3.3 Limitations of Bittensor's Long-term Adoption and Viability
One could argue that the decentralized computer architecture could never compete against the supercalculator and datacenters owned by a company such as Google. Nevertheless, some evidence demonstrates this can be wrong with very popular networks. Indeed, Bitcoin's decentralized network is estimated to consume around 100 TWh/year (some sources report up to 240 TWh/year consumption) when the entire Google's infrastructure consumes 24 TWh/year according to their environmental report. [8]. With this in mind and the necessary decentralisation of intelligence Bittensor represents, this first argument does not undermine the viability of such a network to establish itself against the tech giants.
Now the ability for the companies that already have an oligopoly to take control of the majority of such a decentralised network should also be considered. In fact, in this case the decentralisation benefits would completely vanish. For example, if Amazon uses their massive cloud infrastructures they could become a massive minor on a subnet and dominate the competition. In reality, although sparks of centralisation cases have been reported, they are always limited to one subnet only and the resources needed to take control of a substantial part of the Bittensor network (on multiple subnets) remains very improbable.[9]
Conclusion
The centralization of AI infrastructure concentrates unprecedented technological and societal power in the hands of a few corporations and governments, creating systemic risks that threaten democracy, education, and broader social issues.
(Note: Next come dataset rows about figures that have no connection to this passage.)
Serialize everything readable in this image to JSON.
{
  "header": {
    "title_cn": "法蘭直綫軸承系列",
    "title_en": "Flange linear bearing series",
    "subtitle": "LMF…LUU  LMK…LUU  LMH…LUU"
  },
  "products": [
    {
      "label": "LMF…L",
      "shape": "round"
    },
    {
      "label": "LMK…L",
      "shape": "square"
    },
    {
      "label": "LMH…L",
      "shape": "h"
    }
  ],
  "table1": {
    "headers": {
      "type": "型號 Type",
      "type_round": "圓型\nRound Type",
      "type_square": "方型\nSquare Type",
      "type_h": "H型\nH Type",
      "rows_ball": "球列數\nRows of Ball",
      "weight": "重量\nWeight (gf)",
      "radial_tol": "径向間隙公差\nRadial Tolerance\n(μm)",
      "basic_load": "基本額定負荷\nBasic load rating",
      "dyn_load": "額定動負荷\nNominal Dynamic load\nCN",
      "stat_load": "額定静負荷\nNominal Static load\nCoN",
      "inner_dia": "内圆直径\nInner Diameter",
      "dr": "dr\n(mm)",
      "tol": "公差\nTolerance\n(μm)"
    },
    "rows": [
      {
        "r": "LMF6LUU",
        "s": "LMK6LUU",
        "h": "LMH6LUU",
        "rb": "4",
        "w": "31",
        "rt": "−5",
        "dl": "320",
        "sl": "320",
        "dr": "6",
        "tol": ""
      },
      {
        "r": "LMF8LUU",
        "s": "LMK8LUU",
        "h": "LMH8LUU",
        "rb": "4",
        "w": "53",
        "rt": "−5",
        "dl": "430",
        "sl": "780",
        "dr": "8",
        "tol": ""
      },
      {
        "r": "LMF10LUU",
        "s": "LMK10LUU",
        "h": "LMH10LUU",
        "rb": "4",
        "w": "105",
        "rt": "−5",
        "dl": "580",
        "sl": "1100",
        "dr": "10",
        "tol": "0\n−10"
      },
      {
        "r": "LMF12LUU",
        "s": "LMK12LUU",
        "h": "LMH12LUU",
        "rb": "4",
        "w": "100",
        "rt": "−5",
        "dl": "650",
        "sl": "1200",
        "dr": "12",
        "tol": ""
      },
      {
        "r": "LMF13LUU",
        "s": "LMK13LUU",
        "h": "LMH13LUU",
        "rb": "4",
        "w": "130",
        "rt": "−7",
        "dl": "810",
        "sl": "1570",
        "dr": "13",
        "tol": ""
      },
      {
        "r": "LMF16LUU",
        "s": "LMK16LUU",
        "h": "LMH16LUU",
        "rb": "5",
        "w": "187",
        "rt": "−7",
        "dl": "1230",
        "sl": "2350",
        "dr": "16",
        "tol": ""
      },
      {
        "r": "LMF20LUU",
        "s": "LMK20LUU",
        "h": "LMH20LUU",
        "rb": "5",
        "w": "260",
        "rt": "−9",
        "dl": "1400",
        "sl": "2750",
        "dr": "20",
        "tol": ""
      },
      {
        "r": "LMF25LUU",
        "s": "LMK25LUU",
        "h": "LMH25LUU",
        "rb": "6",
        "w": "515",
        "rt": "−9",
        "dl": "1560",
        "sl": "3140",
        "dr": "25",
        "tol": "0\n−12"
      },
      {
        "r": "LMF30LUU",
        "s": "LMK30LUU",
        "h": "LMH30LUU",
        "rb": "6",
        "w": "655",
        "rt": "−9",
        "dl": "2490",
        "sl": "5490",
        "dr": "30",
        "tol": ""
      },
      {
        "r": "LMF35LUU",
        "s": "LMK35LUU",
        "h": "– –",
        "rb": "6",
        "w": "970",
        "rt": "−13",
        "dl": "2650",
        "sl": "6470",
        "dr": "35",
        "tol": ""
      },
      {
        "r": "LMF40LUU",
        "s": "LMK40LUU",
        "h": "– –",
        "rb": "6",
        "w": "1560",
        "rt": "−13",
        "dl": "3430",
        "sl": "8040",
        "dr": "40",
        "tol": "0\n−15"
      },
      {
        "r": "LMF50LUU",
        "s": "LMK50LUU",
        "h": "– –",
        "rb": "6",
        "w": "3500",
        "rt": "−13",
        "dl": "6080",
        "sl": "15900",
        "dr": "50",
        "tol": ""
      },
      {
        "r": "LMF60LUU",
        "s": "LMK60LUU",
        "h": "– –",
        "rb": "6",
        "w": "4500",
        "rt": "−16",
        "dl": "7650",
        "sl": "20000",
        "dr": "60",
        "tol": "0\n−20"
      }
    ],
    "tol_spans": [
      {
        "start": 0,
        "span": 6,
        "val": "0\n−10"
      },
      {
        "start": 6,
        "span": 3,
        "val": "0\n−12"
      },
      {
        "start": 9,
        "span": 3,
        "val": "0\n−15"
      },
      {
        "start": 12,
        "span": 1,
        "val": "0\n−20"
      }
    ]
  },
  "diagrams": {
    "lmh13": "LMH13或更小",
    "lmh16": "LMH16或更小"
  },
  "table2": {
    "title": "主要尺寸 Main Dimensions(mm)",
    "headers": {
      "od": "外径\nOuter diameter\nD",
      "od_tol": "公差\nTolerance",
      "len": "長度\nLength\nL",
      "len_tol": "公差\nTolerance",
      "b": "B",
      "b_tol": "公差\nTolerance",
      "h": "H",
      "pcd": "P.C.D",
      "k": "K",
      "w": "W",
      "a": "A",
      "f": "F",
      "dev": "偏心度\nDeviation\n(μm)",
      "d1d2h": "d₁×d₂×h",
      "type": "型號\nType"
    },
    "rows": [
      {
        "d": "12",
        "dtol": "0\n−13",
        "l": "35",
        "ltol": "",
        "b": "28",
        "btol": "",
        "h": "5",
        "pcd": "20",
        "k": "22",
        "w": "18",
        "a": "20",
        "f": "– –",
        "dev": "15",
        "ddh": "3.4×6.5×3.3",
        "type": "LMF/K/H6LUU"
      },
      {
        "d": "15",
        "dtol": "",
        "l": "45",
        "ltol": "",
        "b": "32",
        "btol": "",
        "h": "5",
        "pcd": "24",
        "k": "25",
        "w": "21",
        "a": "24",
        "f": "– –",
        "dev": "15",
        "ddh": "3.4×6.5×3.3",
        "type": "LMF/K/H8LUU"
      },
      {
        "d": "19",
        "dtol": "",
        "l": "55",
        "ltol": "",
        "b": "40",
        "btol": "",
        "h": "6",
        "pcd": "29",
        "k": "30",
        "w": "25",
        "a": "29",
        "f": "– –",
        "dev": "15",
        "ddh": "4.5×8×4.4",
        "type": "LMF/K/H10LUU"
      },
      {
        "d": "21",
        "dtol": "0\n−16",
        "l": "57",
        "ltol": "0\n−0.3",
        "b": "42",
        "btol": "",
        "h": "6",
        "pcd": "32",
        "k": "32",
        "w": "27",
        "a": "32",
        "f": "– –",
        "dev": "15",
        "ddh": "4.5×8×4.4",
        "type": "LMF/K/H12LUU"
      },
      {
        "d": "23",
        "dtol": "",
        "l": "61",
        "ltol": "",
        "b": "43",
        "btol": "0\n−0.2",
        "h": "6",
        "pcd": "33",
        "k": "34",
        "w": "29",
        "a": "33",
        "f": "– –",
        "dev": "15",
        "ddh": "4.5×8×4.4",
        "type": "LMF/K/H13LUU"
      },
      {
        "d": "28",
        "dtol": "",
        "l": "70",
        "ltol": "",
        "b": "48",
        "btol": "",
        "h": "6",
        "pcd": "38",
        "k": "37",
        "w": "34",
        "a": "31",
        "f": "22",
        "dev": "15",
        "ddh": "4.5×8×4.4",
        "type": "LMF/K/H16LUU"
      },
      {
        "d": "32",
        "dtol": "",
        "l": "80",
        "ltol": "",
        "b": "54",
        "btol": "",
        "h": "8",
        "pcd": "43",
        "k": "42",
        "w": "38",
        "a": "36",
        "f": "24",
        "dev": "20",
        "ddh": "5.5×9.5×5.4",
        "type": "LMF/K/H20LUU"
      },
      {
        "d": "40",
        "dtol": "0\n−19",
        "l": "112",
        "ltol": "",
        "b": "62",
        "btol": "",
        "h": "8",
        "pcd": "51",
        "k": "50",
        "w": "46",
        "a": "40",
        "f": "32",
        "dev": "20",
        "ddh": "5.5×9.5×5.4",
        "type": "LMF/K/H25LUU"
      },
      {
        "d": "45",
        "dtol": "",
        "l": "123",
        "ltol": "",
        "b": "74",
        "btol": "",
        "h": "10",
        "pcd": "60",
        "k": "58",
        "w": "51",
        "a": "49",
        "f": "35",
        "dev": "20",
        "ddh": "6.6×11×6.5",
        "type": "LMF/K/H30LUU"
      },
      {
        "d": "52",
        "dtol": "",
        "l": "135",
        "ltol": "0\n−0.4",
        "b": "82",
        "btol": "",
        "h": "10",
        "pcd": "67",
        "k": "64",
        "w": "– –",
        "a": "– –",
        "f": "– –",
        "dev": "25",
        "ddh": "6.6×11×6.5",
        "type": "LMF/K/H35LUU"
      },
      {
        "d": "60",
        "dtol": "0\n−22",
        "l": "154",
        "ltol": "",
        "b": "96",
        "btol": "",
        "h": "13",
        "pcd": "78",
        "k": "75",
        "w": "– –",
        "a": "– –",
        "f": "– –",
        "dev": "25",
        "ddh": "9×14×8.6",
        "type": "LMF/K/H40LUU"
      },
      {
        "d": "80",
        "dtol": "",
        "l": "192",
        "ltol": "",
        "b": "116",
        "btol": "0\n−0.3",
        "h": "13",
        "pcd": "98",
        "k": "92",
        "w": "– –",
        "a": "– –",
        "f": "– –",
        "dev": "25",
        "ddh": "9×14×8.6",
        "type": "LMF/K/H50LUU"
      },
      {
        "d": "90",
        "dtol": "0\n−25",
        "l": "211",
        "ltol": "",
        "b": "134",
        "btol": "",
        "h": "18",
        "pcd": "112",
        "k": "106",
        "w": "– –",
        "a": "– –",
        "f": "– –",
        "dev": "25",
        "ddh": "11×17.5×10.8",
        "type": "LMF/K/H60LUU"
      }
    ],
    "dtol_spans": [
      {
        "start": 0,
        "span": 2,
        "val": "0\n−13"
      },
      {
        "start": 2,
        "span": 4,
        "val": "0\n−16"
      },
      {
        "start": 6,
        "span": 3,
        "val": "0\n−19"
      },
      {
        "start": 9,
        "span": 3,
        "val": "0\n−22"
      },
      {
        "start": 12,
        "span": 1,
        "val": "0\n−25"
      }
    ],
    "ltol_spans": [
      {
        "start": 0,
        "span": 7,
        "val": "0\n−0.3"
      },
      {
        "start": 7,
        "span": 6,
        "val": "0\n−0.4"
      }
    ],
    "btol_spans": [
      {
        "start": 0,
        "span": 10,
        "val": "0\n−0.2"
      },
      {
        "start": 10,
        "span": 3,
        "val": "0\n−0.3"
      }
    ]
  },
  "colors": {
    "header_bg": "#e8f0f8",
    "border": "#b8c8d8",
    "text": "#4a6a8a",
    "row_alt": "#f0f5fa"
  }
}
As shown throughout this essay, frontier generative AI models and recommendation algorithms amplify these risks by enabling opaque decision-making, monopolizing talent, and controlling the flow of critical information. Decentralized frameworks like Bittensor do not replace these centralized systems, nor do they eliminate all the risks. Nevertheless, they offer a credible alternative by redistributing power, incentivizing open participation, and providing transparency thanks to the blockchain backbone it is built on.
Bittensor's subnets illustrate how decentralized networks can enable innovation, lower entry barriers, and allow society to audit and influence AI development in ways that centralized monopolies cannot. Yet, some challenges remain. From potential dominance by large players on individual subnets to technological adoption barriers for small stakeholders. Acknowledging these limitations, the future of AI governance must combine decentralization with collaboration, and continuous experimentation. In this perspective, the current version of Bittensor may not be the unique solution, but it is definitely a model for the types of frameworks society needs.
Bibliography
- [1]: AI-2027
- [2]: Vellum — LLM Leaderboard
- [3]: Yann LeCun — Video
- [4]: Pause Giant AI Experiments: An Open Letter
- [5]: SubnetAlpha — Zeus Subnet
- [6]: TensorPlex Labs — Bittensor Subnet 13 Data Universe
- [7]: The Bittensor Subnet Dynasty: Decoding the Future of Decentralized AI
- [8]: Google — 2024 Environmental Report
- [9]: Bittensor Protocol: The Bitcoin in Decentralized Artificial Intelligence?